(Recasts after euro falls)
* Euro struggles after Le Pen launches campaign
* Dollar steadies after blow from wages data
* Aussie slips on weak retail sales data
* Graphic: World FX rates in 2016 tmsnrt.rs/2egbfVh
By Patrick Graham
LONDON, Feb 6 (Reuters) - The euro fell around half a percent on Monday as concerns over French politics ahead of presidential elections set for April and May drew investors' focus back to a year of political risks to Europe's established order.
The dollar was broadly steadier after a poor set of wages data on Friday quashed speculation of a near-term rise in U.S. interest rates and sealed the currency's fourth straight weekly fall, its worst start to a year in three decades.
In a relatively slow start to the week, the Aussie dollar was the other biggest mover among the G10 group of major currencies, down almost half a percent after a weaker batch of retail sales numbers.
The euro ground lower in the European morning to trade as weak as $1.0734, compared with two month highs above $1.08 hit last week.
That came as bond market investors swapped French debt for the perceived safety of Germany and in spite of a strong batch of German industrial data which added to signs of an improving euro zone economy.
"I think there was just a load of position adjustment this morning," said Jane Foley, a strategist with Rabobank in London.
"There has been a lot of talk about the strong data in Europe but the other backdrop is the politics. A few weeks ago, the market was convinced (conservative presidential candidate Francois) Fillon would win and that certainty has evaporated."
A source close to Fillon said he would launch a fightback later on Monday against the fake-job scandal that has threatened to engulf his campaign.
Polls show the 62 year-old former prime minister has lost his status as favourite to win the presidency to centrist Emmanuel Macron, and that far-right leader Marine Le Pen - the chief risk for markets - has also gained ground.
Equity markets, and the overall strength of U.S. economic data, continue to back the bullish dollar calls that dominated at the end of last year.
But a lack of detail on expected pro-dollar tax and spending initiatives, combined with concern over the Trump White House's attitude to the dollar and global trade and security, has kept the currency retreating.
"I'd like to hope that we naturally go back to buying the dollar, that seems the logical argument underneath it all," said Richard Benson, co-head of portfolio management with currency fund Millennium Global in London.
"At some point, equities in the U.S. should drag yields higher. The market is really just looking for another story."

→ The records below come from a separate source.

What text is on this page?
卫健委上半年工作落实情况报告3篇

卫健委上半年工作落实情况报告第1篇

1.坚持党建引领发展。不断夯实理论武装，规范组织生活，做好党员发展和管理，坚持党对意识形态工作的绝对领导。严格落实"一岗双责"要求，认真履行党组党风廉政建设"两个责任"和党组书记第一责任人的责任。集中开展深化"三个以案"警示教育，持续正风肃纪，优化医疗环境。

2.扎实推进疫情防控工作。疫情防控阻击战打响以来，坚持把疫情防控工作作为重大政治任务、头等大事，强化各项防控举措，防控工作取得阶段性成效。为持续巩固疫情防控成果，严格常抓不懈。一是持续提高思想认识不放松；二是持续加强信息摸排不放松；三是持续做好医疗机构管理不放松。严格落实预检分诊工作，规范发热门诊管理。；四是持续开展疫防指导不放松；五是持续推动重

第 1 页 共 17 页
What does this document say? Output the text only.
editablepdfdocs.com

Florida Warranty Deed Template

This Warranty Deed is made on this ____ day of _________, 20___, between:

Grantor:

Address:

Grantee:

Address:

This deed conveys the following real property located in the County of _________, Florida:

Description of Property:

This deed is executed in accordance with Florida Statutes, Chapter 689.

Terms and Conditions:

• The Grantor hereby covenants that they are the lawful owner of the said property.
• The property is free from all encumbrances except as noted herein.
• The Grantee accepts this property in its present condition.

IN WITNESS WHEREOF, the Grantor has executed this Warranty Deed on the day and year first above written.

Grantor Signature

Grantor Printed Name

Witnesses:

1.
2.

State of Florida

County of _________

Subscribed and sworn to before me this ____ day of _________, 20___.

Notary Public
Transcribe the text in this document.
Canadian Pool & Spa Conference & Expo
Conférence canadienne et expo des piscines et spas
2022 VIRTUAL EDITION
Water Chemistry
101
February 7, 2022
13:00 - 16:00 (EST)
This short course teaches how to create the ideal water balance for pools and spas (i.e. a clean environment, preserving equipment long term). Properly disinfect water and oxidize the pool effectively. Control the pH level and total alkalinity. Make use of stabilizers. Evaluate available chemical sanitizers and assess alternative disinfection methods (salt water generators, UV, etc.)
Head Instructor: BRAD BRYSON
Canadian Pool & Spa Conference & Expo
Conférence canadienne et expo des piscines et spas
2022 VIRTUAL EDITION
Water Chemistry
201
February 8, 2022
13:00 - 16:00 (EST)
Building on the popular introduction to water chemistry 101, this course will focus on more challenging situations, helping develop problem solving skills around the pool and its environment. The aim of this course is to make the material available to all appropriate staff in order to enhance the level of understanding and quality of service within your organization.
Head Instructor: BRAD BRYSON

Signs of more inflation and better growth in Europe have helped to cool any further selling of the euro, although against that there are the worries of populist challenges in a series of elections this year.
On Sunday Le Pen began her bid to be elected president in May, promising she alone could protect the French against Islamist militants and globalisation.
German industrial orders saw the biggest monthly increase in around 2 1/2 years in December, data on Monday showed.
Speculators trimmed their bullish dollar bets for a fourth straight week through Jan. 31, with net long positions falling to their lowest since late October, according to data from the Commodity Futures Trading Commission released on Friday and calculations by Reuters.